In spite of Mark Twain’s characteristic cynicism, he ends The Adventures of Huckleberry Finn on a note of cautious optimism, which offers a hope for future redemption through the change in circumstances of Huck Finn. By having Pap die and let Huck keep his six thousand dollars, Twain reveals that the political dissenters, especially the intransigent former Confederates, are dying off, leaving the nation in the hands of a younger generation that is accustomed to a free, if not yet equal, black race. Additionally, at the very end of the novel, Huck decides to “light out for the Territory ahead of the rest” (Twain 220).
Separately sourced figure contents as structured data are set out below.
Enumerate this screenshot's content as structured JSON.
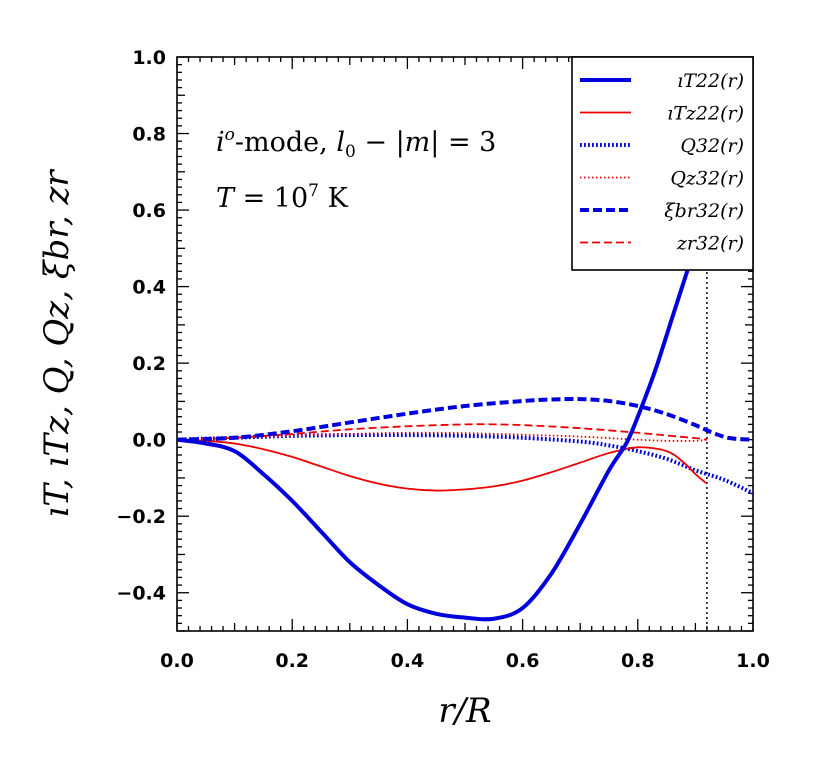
{
  "chart_data": {
    "type": "line",
    "xlabel": "r/R",
    "ylabel": "ıT, ıTz, Q, Qz, ξbr, zr",
    "xlim": [
      0.0,
      1.0
    ],
    "ylim": [
      -0.5,
      1.0
    ],
    "x_ticks": [
      "0.0",
      "0.2",
      "0.4",
      "0.6",
      "0.8",
      "1.0"
    ],
    "y_ticks": [
      "−0.4",
      "−0.2",
      "0.0",
      "0.2",
      "0.4",
      "0.6",
      "0.8",
      "1.0"
    ],
    "annotations": [
      "i^o-mode, l0 − |m| = 3",
      "T = 10^7 K"
    ],
    "vertical_line_x": 0.92,
    "legend_position": "top-right",
    "grid": false,
    "series": [
      {
        "name": "ıT22(r)",
        "color": "#0000dd",
        "style": "solid",
        "weight": "thick",
        "x": [
          0.0,
          0.05,
          0.1,
          0.15,
          0.2,
          0.25,
          0.3,
          0.35,
          0.4,
          0.45,
          0.5,
          0.55,
          0.6,
          0.65,
          0.7,
          0.75,
          0.78,
          0.8,
          0.83,
          0.86,
          0.89
        ],
        "y": [
          0.0,
          -0.01,
          -0.03,
          -0.09,
          -0.16,
          -0.24,
          -0.32,
          -0.38,
          -0.43,
          -0.455,
          -0.465,
          -0.468,
          -0.44,
          -0.35,
          -0.22,
          -0.08,
          -0.01,
          0.06,
          0.18,
          0.32,
          0.46
        ]
      },
      {
        "name": "ıTz22(r)",
        "color": "#ee0000",
        "style": "solid",
        "weight": "thin",
        "x": [
          0.0,
          0.05,
          0.1,
          0.15,
          0.2,
          0.25,
          0.3,
          0.35,
          0.4,
          0.45,
          0.5,
          0.55,
          0.6,
          0.65,
          0.7,
          0.75,
          0.8,
          0.85,
          0.88,
          0.9,
          0.92
        ],
        "y": [
          0.0,
          -0.003,
          -0.01,
          -0.025,
          -0.045,
          -0.07,
          -0.095,
          -0.115,
          -0.128,
          -0.133,
          -0.13,
          -0.122,
          -0.107,
          -0.085,
          -0.06,
          -0.035,
          -0.02,
          -0.03,
          -0.06,
          -0.09,
          -0.115
        ]
      },
      {
        "name": "Q32(r)",
        "color": "#0000dd",
        "style": "dotted",
        "weight": "thick",
        "x": [
          0.0,
          0.1,
          0.2,
          0.3,
          0.4,
          0.5,
          0.6,
          0.7,
          0.75,
          0.8,
          0.85,
          0.9,
          0.95,
          1.0
        ],
        "y": [
          0.0,
          0.005,
          0.01,
          0.012,
          0.012,
          0.01,
          0.005,
          -0.005,
          -0.015,
          -0.03,
          -0.05,
          -0.08,
          -0.105,
          -0.14
        ]
      },
      {
        "name": "Qz32(r)",
        "color": "#ee0000",
        "style": "dotted",
        "weight": "thin",
        "x": [
          0.0,
          0.1,
          0.2,
          0.3,
          0.4,
          0.5,
          0.6,
          0.7,
          0.8,
          0.85,
          0.9,
          0.92
        ],
        "y": [
          0.0,
          0.005,
          0.01,
          0.015,
          0.018,
          0.017,
          0.013,
          0.008,
          0.0,
          -0.003,
          -0.003,
          0.0
        ]
      },
      {
        "name": "ξbr32(r)",
        "color": "#0000dd",
        "style": "dashed",
        "weight": "thick",
        "x": [
          0.0,
          0.1,
          0.2,
          0.3,
          0.4,
          0.5,
          0.6,
          0.65,
          0.7,
          0.75,
          0.8,
          0.85,
          0.9,
          0.93,
          0.96,
          1.0
        ],
        "y": [
          0.0,
          0.005,
          0.022,
          0.045,
          0.068,
          0.088,
          0.101,
          0.105,
          0.106,
          0.101,
          0.088,
          0.067,
          0.038,
          0.018,
          0.004,
          0.0
        ]
      },
      {
        "name": "zr32(r)",
        "color": "#ee0000",
        "style": "dashed",
        "weight": "thin",
        "x": [
          0.0,
          0.1,
          0.2,
          0.3,
          0.4,
          0.5,
          0.55,
          0.6,
          0.7,
          0.8,
          0.85,
          0.9,
          0.92
        ],
        "y": [
          0.0,
          0.005,
          0.015,
          0.027,
          0.035,
          0.04,
          0.04,
          0.038,
          0.03,
          0.018,
          0.011,
          0.004,
          0.0
        ]
      }
    ]
  }
}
In having Huck do this, Twain points out that the nation still has much room to progress and that the coming years offer the possibility of the nation moving on and finding opportunities to at least partially atone and move past its previous acceptance of slavery. Perhaps Twain, like many other Americans, saw hope for new beginnings in the west and was inspired by black “exodusters” who fled white oppression in the south by fleeing to Kansas. While not exceptionally flattering to the nation in terms of what has been accomplished, Mark Twain reveals a faith in the Republic by emphasizing that the potential for change exists and the time may arrive when racial equality can in fact be realized.
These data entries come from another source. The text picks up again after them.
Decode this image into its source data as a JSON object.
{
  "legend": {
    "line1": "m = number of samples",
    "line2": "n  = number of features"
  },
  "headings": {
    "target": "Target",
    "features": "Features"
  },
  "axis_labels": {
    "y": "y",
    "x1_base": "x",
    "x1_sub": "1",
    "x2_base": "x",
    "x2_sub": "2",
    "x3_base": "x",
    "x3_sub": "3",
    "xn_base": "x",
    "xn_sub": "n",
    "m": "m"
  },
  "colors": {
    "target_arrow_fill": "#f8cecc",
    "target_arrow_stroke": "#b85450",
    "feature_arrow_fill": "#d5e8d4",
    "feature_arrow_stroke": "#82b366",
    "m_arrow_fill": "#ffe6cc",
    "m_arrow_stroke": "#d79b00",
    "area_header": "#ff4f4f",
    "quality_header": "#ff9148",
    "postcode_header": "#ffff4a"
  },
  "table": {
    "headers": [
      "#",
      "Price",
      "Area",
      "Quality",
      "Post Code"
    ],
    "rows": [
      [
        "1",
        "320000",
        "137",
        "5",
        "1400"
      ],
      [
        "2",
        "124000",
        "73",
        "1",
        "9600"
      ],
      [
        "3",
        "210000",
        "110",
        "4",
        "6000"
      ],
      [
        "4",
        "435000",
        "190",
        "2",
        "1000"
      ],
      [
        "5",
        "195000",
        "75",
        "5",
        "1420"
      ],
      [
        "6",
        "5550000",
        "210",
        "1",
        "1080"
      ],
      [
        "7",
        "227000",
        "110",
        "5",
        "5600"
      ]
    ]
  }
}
The ending of The Adventures of Huckleberry Finn may be a letdown, yet it is also where the purpose of the story can be truly understood. Twain does not write the story of Huck Finn simply as a hilarious adventure, although it can certainly be read at that level. He instead writes it to serve as a commentary on American society as he saw it in the “Gilded Age” (a sarcastic term originated by Twain and Charles Dudley Warner in their book The Gilded Age: A Tale of Today). If the story had a happy ending that left the reader satisfied with the life of Huck and Jim, Twain would blatantly betray the purpose of the novel and the book may still be entertaining and contain moral lessons, but the lessons would ring hollow. Instead, he is able to punctuate his story about the nation with an ending that serves as both a report card and a road map for the American journey to equality.